In this chapter, he does try to discredit the value of stretching. He and other experts feel it is a waste of time and provides no value. I disagree completely with this view. For me, if I do not stretch, I do pull muscles, injure myself or create back pain. This, however, is the only part of the book I have an issue with.

The chapter on diet, was the most humorous and all very true. I like his statement that any fad diet will work as when you are on it, you are watching carefully what you eat. When the diet is done, though, the weight comes back. There is much revealing information in this chapter.

I found the section on genetics a little long but the chapter "Remedies: Big Pharma and the Colon Cleansers" gave me points to ponder.

The author, Timothy Caulfield, is a Canadian and is not afraid to throw in studies done by Canadian universities and councils. He also reveals many facts revealed in research done around the world. Mr Caufield is a Tier I Canada Research Chair in Health Law and Policy and a Professor in the Faculty of Law and the School of Public Health at the University of Alberta. He was the Research Director of the Health Law Institute at the University of Alberta from 1993 to 2011 and is now leading the Faculty of Law’s newly formed Health Law and Science Policy Group.
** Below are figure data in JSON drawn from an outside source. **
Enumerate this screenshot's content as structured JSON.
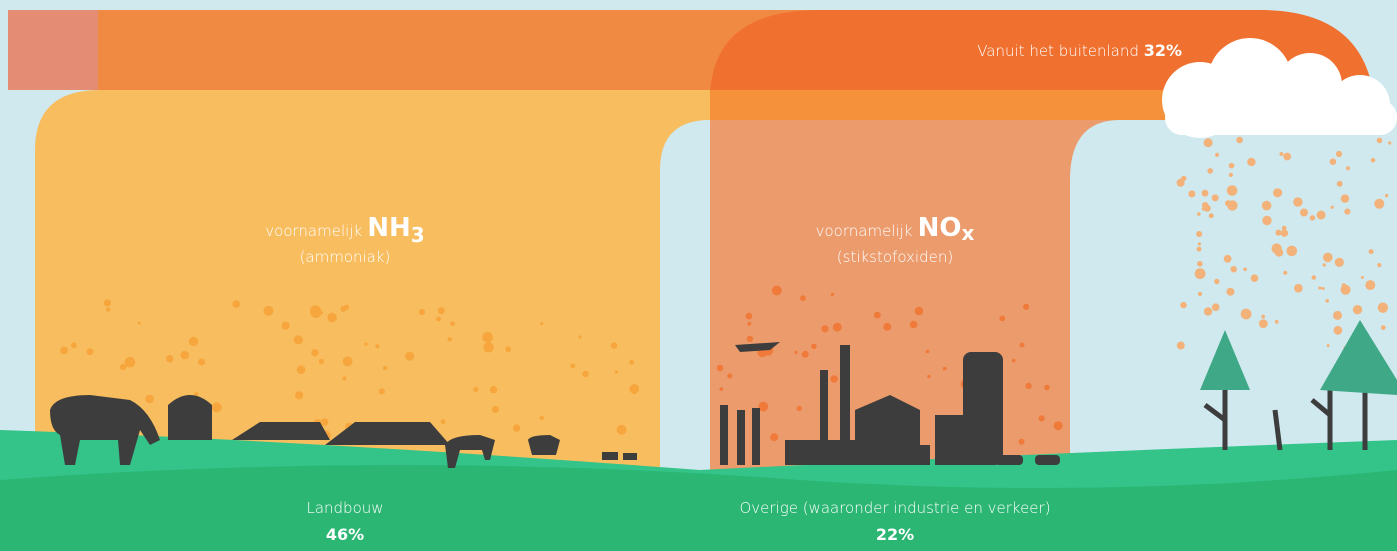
{
  "foreign": {
    "label": "Vanuit het buitenland",
    "share": "32%"
  },
  "agriculture": {
    "intro": "voornamelijk",
    "compound": "NH",
    "subscript": "3",
    "name": "(ammoniak)",
    "label": "Landbouw",
    "share": "46%"
  },
  "other": {
    "intro": "voornamelijk",
    "compound": "NO",
    "subscript": "x",
    "name": "(stikstofoxiden)",
    "label": "Overige (waaronder industrie en verkeer)",
    "share": "22%"
  }
}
It is an excellent book on personal health and fitness.

5 comments:

Teena in Toronto said...

Sounds like a good book!

Victor G. Page said...

Authors who are not afraid to share their thoughts and studies concerning health problems are amazing. I know that they should really be careful in sharing their thoughts and opinion but that Canadian really blew me all those worries away from me. He is very much straightforward and that is what I really like about him.

Victoria Hartnett said...

"When the diet is done, though, the weight comes back." - True! I would love to read Timothy Caulfield's book because I'm fond of reading the kind of material that's straightforward and not afraid of disclosure. What's so special about it is that, it's all about health. Reading facts about the medicines that claim to cure certain illnesses sounds nice, specially if it reveals hidden truths about them.

Samuel Sheaffer said...

It's always good have some good books to read when it comes to following a healthy regimen. I'm doing a routine right now, which I've read to some health magazines and it does help me a lot.

Jack Gilbert said...

I agree with consulting to healthcare practitioners with precaution. Always check their background first before relying to prescriptions. There are many hospitals in the city that provide comprehensive health services. You may want to see reviews online also.